While feeling an urge to disclose for a number of reasons, I have exercised caution, and have also considered the advice from Mike & Mark saying "a person is entitled to an honest answer for any question to which they are entitled an answer".

Ultimately, while I would like to credit all managers with entitlement to an answer about ASD, the truth is that there are people out there who are operating on outdated understanding about what it means to be on the spectrum, and for someone to be on the spectrum at work.

I believe there are people who will practice unfair discrimination if given a chance to do so. Applicants and directs do not really get to interrogate managers on this subject, and cannot be assured that they will not be given an encouraging response while being quietly crossed off a list.

Thus, I don't see disclosure as any sort of universal obligation.

If not disclosure, then what should we do?
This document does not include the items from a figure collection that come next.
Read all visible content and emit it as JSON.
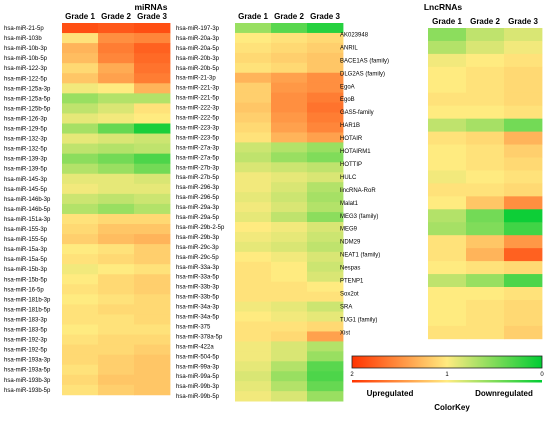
{
  "chart_data": [
    {
      "type": "heatmap",
      "title": "miRNAs",
      "columns": [
        "Grade 1",
        "Grade 2",
        "Grade 3"
      ],
      "rows": [
        {
          "label": "hsa-miR-21-5p",
          "values": [
            1.85,
            1.8,
            1.85
          ]
        },
        {
          "label": "hsa-miR-103b",
          "values": [
            1.05,
            1.5,
            1.55
          ]
        },
        {
          "label": "hsa-miR-10b-3p",
          "values": [
            1.3,
            1.6,
            1.75
          ]
        },
        {
          "label": "hsa-miR-10b-5p",
          "values": [
            1.25,
            1.55,
            1.7
          ]
        },
        {
          "label": "hsa-miR-122-3p",
          "values": [
            1.1,
            1.35,
            1.65
          ]
        },
        {
          "label": "hsa-miR-122-5p",
          "values": [
            1.2,
            1.4,
            1.6
          ]
        },
        {
          "label": "hsa-miR-125a-3p",
          "values": [
            0.95,
            1.0,
            1.3
          ]
        },
        {
          "label": "hsa-miR-125a-5p",
          "values": [
            0.6,
            0.7,
            0.7
          ]
        },
        {
          "label": "hsa-miR-125b-5p",
          "values": [
            0.75,
            0.85,
            1.05
          ]
        },
        {
          "label": "hsa-miR-126-3p",
          "values": [
            0.9,
            0.95,
            1.0
          ]
        },
        {
          "label": "hsa-miR-129-5p",
          "values": [
            0.65,
            0.4,
            0.1
          ]
        },
        {
          "label": "hsa-miR-132-3p",
          "values": [
            0.9,
            0.85,
            0.8
          ]
        },
        {
          "label": "hsa-miR-132-5p",
          "values": [
            0.75,
            0.7,
            0.75
          ]
        },
        {
          "label": "hsa-miR-139-3p",
          "values": [
            0.55,
            0.45,
            0.3
          ]
        },
        {
          "label": "hsa-miR-139-5p",
          "values": [
            0.7,
            0.6,
            0.45
          ]
        },
        {
          "label": "hsa-miR-145-3p",
          "values": [
            0.9,
            0.9,
            0.85
          ]
        },
        {
          "label": "hsa-miR-145-5p",
          "values": [
            0.95,
            0.9,
            0.9
          ]
        },
        {
          "label": "hsa-miR-146b-3p",
          "values": [
            0.8,
            0.75,
            0.8
          ]
        },
        {
          "label": "hsa-miR-146b-5p",
          "values": [
            0.7,
            0.6,
            0.7
          ]
        },
        {
          "label": "hsa-miR-151a-3p",
          "values": [
            1.05,
            1.1,
            1.1
          ]
        },
        {
          "label": "hsa-miR-155-3p",
          "values": [
            1.1,
            1.2,
            1.2
          ]
        },
        {
          "label": "hsa-miR-155-5p",
          "values": [
            1.15,
            1.25,
            1.3
          ]
        },
        {
          "label": "hsa-miR-15a-3p",
          "values": [
            1.0,
            1.05,
            1.15
          ]
        },
        {
          "label": "hsa-miR-15a-5p",
          "values": [
            1.05,
            1.1,
            1.15
          ]
        },
        {
          "label": "hsa-miR-15b-3p",
          "values": [
            0.95,
            1.0,
            1.05
          ]
        },
        {
          "label": "hsa-miR-15b-5p",
          "values": [
            1.0,
            1.1,
            1.15
          ]
        },
        {
          "label": "hsa-miR-16-5p",
          "values": [
            1.05,
            1.1,
            1.15
          ]
        },
        {
          "label": "hsa-miR-181b-3p",
          "values": [
            1.0,
            1.05,
            1.1
          ]
        },
        {
          "label": "hsa-miR-181b-5p",
          "values": [
            1.05,
            1.1,
            1.1
          ]
        },
        {
          "label": "hsa-miR-183-3p",
          "values": [
            1.05,
            1.05,
            1.1
          ]
        },
        {
          "label": "hsa-miR-183-5p",
          "values": [
            1.0,
            1.05,
            1.05
          ]
        },
        {
          "label": "hsa-miR-192-3p",
          "values": [
            1.05,
            1.1,
            1.1
          ]
        },
        {
          "label": "hsa-miR-192-5p",
          "values": [
            1.1,
            1.1,
            1.15
          ]
        },
        {
          "label": "hsa-miR-193a-3p",
          "values": [
            1.1,
            1.15,
            1.2
          ]
        },
        {
          "label": "hsa-miR-193a-5p",
          "values": [
            1.05,
            1.15,
            1.2
          ]
        },
        {
          "label": "hsa-miR-193b-3p",
          "values": [
            1.1,
            1.2,
            1.2
          ]
        },
        {
          "label": "hsa-miR-193b-5p",
          "values": [
            1.05,
            1.15,
            1.2
          ]
        },
        {
          "label": "hsa-miR-197-3p",
          "values": [
            0.6,
            0.35,
            0.15
          ]
        },
        {
          "label": "hsa-miR-20a-3p",
          "values": [
            1.0,
            1.05,
            1.1
          ]
        },
        {
          "label": "hsa-miR-20a-5p",
          "values": [
            1.05,
            1.1,
            1.15
          ]
        },
        {
          "label": "hsa-miR-20b-3p",
          "values": [
            1.1,
            1.15,
            1.2
          ]
        },
        {
          "label": "hsa-miR-20b-5p",
          "values": [
            1.05,
            1.1,
            1.2
          ]
        },
        {
          "label": "hsa-miR-21-3p",
          "values": [
            1.3,
            1.4,
            1.5
          ]
        },
        {
          "label": "hsa-miR-221-3p",
          "values": [
            1.15,
            1.45,
            1.5
          ]
        },
        {
          "label": "hsa-miR-221-5p",
          "values": [
            1.15,
            1.5,
            1.6
          ]
        },
        {
          "label": "hsa-miR-222-3p",
          "values": [
            1.2,
            1.5,
            1.65
          ]
        },
        {
          "label": "hsa-miR-222-5p",
          "values": [
            1.15,
            1.45,
            1.6
          ]
        },
        {
          "label": "hsa-miR-223-3p",
          "values": [
            1.1,
            1.4,
            1.55
          ]
        },
        {
          "label": "hsa-miR-223-5p",
          "values": [
            1.05,
            1.3,
            1.4
          ]
        },
        {
          "label": "hsa-miR-27a-3p",
          "values": [
            0.8,
            0.7,
            0.6
          ]
        },
        {
          "label": "hsa-miR-27a-5p",
          "values": [
            0.75,
            0.6,
            0.5
          ]
        },
        {
          "label": "hsa-miR-27b-3p",
          "values": [
            0.85,
            0.8,
            0.75
          ]
        },
        {
          "label": "hsa-miR-27b-5p",
          "values": [
            0.95,
            0.9,
            0.85
          ]
        },
        {
          "label": "hsa-miR-296-3p",
          "values": [
            0.95,
            0.85,
            0.7
          ]
        },
        {
          "label": "hsa-miR-296-5p",
          "values": [
            0.9,
            0.8,
            0.65
          ]
        },
        {
          "label": "hsa-miR-29a-3p",
          "values": [
            0.95,
            0.85,
            0.7
          ]
        },
        {
          "label": "hsa-miR-29a-5p",
          "values": [
            0.9,
            0.75,
            0.55
          ]
        },
        {
          "label": "hsa-miR-29b-2-5p",
          "values": [
            1.0,
            0.95,
            0.85
          ]
        },
        {
          "label": "hsa-miR-29b-3p",
          "values": [
            0.95,
            0.9,
            0.8
          ]
        },
        {
          "label": "hsa-miR-29c-3p",
          "values": [
            0.9,
            0.85,
            0.75
          ]
        },
        {
          "label": "hsa-miR-29c-5p",
          "values": [
            1.0,
            0.95,
            0.85
          ]
        },
        {
          "label": "hsa-miR-33a-3p",
          "values": [
            1.05,
            1.0,
            0.8
          ]
        },
        {
          "label": "hsa-miR-33a-5p",
          "values": [
            1.05,
            1.0,
            0.85
          ]
        },
        {
          "label": "hsa-miR-33b-3p",
          "values": [
            1.05,
            1.05,
            1.0
          ]
        },
        {
          "label": "hsa-miR-33b-5p",
          "values": [
            1.05,
            1.05,
            1.05
          ]
        },
        {
          "label": "hsa-miR-34a-3p",
          "values": [
            0.95,
            0.9,
            0.8
          ]
        },
        {
          "label": "hsa-miR-34a-5p",
          "values": [
            1.0,
            0.95,
            0.9
          ]
        },
        {
          "label": "hsa-miR-375",
          "values": [
            1.05,
            1.05,
            1.1
          ]
        },
        {
          "label": "hsa-miR-378a-5p",
          "values": [
            1.05,
            1.1,
            1.4
          ]
        },
        {
          "label": "hsa-miR-422a",
          "values": [
            0.95,
            0.85,
            0.7
          ]
        },
        {
          "label": "hsa-miR-504-5p",
          "values": [
            0.95,
            0.85,
            0.6
          ]
        },
        {
          "label": "hsa-miR-99a-3p",
          "values": [
            0.9,
            0.7,
            0.35
          ]
        },
        {
          "label": "hsa-miR-99a-5p",
          "values": [
            0.85,
            0.6,
            0.3
          ]
        },
        {
          "label": "hsa-miR-99b-3p",
          "values": [
            0.9,
            0.7,
            0.4
          ]
        },
        {
          "label": "hsa-miR-99b-5p",
          "values": [
            0.95,
            0.85,
            0.6
          ]
        }
      ]
    },
    {
      "type": "heatmap",
      "title": "LncRNAs",
      "columns": [
        "Grade 1",
        "Grade 2",
        "Grade 3"
      ],
      "rows": [
        {
          "label": "AK023948",
          "values": [
            0.55,
            0.75,
            0.85
          ]
        },
        {
          "label": "ANRIL",
          "values": [
            0.7,
            0.85,
            0.95
          ]
        },
        {
          "label": "BACE1AS (family)",
          "values": [
            0.95,
            1.0,
            1.05
          ]
        },
        {
          "label": "DLG2AS (family)",
          "values": [
            1.0,
            1.05,
            1.1
          ]
        },
        {
          "label": "EgoA",
          "values": [
            1.0,
            1.05,
            1.1
          ]
        },
        {
          "label": "EgoB",
          "values": [
            1.05,
            1.05,
            1.1
          ]
        },
        {
          "label": "GAS5-family",
          "values": [
            1.0,
            1.0,
            1.05
          ]
        },
        {
          "label": "HAR1B",
          "values": [
            0.75,
            0.65,
            0.45
          ]
        },
        {
          "label": "HOTAIR",
          "values": [
            1.05,
            1.1,
            1.3
          ]
        },
        {
          "label": "HOTAIRM1",
          "values": [
            1.0,
            1.05,
            1.15
          ]
        },
        {
          "label": "HOTTIP",
          "values": [
            1.0,
            1.05,
            1.1
          ]
        },
        {
          "label": "HULC",
          "values": [
            0.95,
            1.0,
            1.05
          ]
        },
        {
          "label": "lincRNA-RoR",
          "values": [
            1.05,
            1.05,
            1.1
          ]
        },
        {
          "label": "Malat1",
          "values": [
            1.0,
            1.2,
            1.5
          ]
        },
        {
          "label": "MEG3 (family)",
          "values": [
            0.7,
            0.45,
            0.05
          ]
        },
        {
          "label": "MEG9",
          "values": [
            0.65,
            0.5,
            0.25
          ]
        },
        {
          "label": "NDM29",
          "values": [
            1.05,
            1.2,
            1.45
          ]
        },
        {
          "label": "NEAT1 (family)",
          "values": [
            1.05,
            1.3,
            1.75
          ]
        },
        {
          "label": "Nespas",
          "values": [
            1.0,
            1.05,
            1.1
          ]
        },
        {
          "label": "PTENP1",
          "values": [
            0.75,
            0.6,
            0.3
          ]
        },
        {
          "label": "Sox2ot",
          "values": [
            1.0,
            1.0,
            1.05
          ]
        },
        {
          "label": "SRA",
          "values": [
            1.0,
            1.05,
            1.1
          ]
        },
        {
          "label": "TUG1 (family)",
          "values": [
            1.0,
            1.05,
            1.1
          ]
        },
        {
          "label": "Xist",
          "values": [
            1.05,
            1.05,
            1.15
          ]
        }
      ]
    }
  ],
  "color_key": {
    "title": "ColorKey",
    "ticks": [
      "2",
      "1",
      "0"
    ],
    "range": [
      2,
      0
    ],
    "colors": {
      "high": "#ff3300",
      "mid": "#ffeb80",
      "low": "#00cc33"
    },
    "left_label": "Upregulated",
    "right_label": "Downregulated"
  }
}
We can skip disclosure, and either say nothing, or we can talk about our behaviors and traits.

For example: In interviews, I spoke about successes managing small groups of directs while saving greater emphasis for my successes doing focus work on high-tech products as an individual contributor. I spoke about my capacity to deliver my best outcomes when afforded the opportunity to work for long periods with intense focus.

Once I had an offer, I also took care to ask questions about the working environment and assure myself that it is not sensory-hostile, because that had contributed to a complex of difficulties in the previous role.

Once in my new role, I continued to address my traits as necessary, e.g. by talking about my preference to work with Noise Cancelling headphones, my difficulty remembering faces etc.

I knew, should my traits cause a problem or be interpreted particularly negatively, there was also the option to disclose and request accommodation.

In Summary

After exercising caution, after observing my coworkers and after long reflection - in both workplaces I reached a decision to disclose my diagnosis. People were supportive and I have been satisfied with the experience. Things are going fantastically well in my new position - though if my manager had been his polar opposite, so would be these outcomes.